Visiting Saiho-ji Temple is a unique experience which affords one the opportunity to view a garden of rare beauty in a temple which preserves a serene and dignified atmosphere. Saiho-ji Temple is also known as "Koke-dera Temple," which means "Moss Temple," and the temple's luxuriant mossy growth is its claim to fame. Over 120 types of moss are present in the two-tiered garden, resembling a beautiful green carpet with many subtle shades.
The lower tier centers on a pond that is shaped like the Japanese character for "heart." Trees create pools of shade which play over the moss. In autumn, the maple leaves turn bright red making a vivid contrast. The upper tier is a rock garden with stone formations that resemble islands in a green sea.
Built on the site of an ancient temple, Saiho-ji Temple was restored and made into a Zen temple in 1339 by the monk Muso Soseki, who is also said to have designed the upper tier of the garden.
In an effort to protect the moss from being trampled by too many visitors, the temple has adopted a restricted admission policy.

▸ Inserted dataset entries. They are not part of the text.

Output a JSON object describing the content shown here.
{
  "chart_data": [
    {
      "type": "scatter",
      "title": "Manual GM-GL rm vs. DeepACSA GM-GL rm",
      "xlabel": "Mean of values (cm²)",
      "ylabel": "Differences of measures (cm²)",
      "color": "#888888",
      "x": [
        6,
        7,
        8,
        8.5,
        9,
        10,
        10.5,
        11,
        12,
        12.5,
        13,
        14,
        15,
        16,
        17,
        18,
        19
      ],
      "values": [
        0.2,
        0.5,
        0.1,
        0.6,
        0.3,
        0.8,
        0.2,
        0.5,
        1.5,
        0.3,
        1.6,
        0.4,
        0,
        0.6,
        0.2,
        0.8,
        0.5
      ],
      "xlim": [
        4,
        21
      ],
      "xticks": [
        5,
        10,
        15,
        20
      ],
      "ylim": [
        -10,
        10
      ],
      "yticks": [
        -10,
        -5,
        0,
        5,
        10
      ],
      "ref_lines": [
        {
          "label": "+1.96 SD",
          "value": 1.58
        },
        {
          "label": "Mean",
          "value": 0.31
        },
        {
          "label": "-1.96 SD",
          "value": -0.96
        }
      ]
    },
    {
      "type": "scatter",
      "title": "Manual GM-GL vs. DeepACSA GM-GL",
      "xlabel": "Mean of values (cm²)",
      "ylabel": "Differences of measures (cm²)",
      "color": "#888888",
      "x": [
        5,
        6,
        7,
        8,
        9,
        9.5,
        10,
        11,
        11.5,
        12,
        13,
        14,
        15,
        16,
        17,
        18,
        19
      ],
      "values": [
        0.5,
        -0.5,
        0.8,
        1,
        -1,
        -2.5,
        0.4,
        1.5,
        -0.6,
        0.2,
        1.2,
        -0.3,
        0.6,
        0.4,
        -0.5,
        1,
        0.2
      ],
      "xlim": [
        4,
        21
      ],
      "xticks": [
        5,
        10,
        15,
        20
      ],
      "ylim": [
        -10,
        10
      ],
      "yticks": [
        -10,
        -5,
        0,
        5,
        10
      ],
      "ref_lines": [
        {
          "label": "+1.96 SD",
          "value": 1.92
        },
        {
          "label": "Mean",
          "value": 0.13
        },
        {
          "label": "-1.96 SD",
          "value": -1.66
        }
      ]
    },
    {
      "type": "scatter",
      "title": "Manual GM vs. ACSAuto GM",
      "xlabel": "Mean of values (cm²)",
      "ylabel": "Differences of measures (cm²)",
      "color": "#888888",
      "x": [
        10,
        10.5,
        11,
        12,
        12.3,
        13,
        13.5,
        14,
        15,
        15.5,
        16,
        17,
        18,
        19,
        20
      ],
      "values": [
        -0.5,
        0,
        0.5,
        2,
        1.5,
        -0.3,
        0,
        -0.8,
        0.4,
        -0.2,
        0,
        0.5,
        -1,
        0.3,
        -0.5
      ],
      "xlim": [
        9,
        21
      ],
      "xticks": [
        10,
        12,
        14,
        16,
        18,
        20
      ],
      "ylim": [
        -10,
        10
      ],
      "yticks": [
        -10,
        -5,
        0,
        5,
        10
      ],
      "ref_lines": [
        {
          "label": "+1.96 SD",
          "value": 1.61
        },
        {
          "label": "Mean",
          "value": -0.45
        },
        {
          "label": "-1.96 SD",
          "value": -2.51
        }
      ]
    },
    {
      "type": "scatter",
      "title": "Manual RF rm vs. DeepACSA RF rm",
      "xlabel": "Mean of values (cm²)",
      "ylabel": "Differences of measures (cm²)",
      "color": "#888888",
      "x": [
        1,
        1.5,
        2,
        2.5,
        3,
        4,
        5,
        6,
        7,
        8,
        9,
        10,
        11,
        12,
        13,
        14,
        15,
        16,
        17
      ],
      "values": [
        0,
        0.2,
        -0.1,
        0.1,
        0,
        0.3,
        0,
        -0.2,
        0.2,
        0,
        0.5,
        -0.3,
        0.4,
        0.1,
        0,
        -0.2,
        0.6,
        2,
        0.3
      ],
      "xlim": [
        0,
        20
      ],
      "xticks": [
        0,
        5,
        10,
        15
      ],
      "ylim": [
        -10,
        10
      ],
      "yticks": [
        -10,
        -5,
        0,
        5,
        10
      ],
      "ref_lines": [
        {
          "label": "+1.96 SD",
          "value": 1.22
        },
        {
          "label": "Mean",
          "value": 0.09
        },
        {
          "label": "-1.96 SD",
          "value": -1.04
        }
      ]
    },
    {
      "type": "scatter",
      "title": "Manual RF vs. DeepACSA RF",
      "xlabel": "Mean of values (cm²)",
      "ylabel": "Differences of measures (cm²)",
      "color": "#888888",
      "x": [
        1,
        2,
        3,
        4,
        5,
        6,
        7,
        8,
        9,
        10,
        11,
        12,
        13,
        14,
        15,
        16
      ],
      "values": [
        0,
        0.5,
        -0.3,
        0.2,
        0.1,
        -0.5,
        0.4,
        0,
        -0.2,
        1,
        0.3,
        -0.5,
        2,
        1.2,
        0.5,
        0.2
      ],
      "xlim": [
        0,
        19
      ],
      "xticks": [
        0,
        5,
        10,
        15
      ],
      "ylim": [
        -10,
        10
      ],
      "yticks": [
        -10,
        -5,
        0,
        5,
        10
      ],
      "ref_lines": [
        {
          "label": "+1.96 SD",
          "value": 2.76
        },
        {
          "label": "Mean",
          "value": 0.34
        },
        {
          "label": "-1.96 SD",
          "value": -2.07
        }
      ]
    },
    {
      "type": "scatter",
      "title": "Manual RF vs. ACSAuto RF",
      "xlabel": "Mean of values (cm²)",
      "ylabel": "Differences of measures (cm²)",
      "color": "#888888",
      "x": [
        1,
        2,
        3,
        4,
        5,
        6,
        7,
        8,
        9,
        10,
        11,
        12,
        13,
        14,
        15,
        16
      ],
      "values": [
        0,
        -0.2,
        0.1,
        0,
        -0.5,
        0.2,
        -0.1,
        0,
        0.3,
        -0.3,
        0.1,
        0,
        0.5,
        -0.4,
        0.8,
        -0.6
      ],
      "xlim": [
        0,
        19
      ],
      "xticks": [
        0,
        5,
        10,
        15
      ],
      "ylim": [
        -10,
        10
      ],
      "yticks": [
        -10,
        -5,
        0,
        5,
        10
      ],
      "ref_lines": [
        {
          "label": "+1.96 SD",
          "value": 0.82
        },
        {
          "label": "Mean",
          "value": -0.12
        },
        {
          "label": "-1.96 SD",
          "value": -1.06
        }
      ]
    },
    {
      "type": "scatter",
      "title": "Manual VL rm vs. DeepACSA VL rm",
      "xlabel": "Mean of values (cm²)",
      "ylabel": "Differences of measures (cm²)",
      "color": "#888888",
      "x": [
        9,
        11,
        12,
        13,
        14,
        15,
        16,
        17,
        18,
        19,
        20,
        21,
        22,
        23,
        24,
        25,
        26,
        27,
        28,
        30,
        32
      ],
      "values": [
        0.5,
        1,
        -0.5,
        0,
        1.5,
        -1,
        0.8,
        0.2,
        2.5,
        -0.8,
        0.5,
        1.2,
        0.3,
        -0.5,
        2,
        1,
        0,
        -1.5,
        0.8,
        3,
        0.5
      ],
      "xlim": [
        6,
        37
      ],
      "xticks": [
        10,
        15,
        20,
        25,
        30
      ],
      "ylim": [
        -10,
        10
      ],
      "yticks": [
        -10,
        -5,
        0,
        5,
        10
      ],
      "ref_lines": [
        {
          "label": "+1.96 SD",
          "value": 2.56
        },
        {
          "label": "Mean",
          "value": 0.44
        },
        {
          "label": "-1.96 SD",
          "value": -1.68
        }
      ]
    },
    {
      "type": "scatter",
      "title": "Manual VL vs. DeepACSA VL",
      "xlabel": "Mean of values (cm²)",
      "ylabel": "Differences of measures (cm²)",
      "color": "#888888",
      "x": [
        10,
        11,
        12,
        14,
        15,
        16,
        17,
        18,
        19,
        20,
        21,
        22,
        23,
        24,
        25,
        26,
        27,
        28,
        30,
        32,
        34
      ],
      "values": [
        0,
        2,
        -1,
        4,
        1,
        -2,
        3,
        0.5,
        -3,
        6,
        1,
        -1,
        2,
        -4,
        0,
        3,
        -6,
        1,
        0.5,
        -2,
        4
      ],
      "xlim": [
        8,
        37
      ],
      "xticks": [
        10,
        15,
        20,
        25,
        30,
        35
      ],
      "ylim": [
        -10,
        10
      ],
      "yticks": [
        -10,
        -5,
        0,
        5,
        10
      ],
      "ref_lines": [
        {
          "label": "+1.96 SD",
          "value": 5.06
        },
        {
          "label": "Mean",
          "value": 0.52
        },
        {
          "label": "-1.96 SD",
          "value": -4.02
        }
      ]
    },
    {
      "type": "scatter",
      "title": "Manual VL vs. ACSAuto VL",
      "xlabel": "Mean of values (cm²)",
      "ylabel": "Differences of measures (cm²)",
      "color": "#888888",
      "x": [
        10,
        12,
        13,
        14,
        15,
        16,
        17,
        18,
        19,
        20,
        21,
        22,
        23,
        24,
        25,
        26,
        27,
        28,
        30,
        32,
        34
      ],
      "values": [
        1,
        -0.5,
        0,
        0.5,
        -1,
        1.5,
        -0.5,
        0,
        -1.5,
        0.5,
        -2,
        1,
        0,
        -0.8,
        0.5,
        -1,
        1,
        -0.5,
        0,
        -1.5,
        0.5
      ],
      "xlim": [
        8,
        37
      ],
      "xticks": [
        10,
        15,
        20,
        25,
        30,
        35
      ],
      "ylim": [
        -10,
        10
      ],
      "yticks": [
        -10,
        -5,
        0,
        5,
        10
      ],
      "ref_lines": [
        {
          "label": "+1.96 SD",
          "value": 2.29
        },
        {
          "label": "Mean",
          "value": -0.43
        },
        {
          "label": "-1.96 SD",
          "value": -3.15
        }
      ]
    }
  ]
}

Aspiring visitors must write to the temple in advance to request a reservation. Ask your hotel for advice on applying for admission. On arrival, visitors are treated to a meditation and sutra-chanting service, and then given a 90-minute tour of the garden. If you are fortunate to acquire a reservation, your visit to Koke-dera Temple will no doubt leave you with memories that will last a lifetime.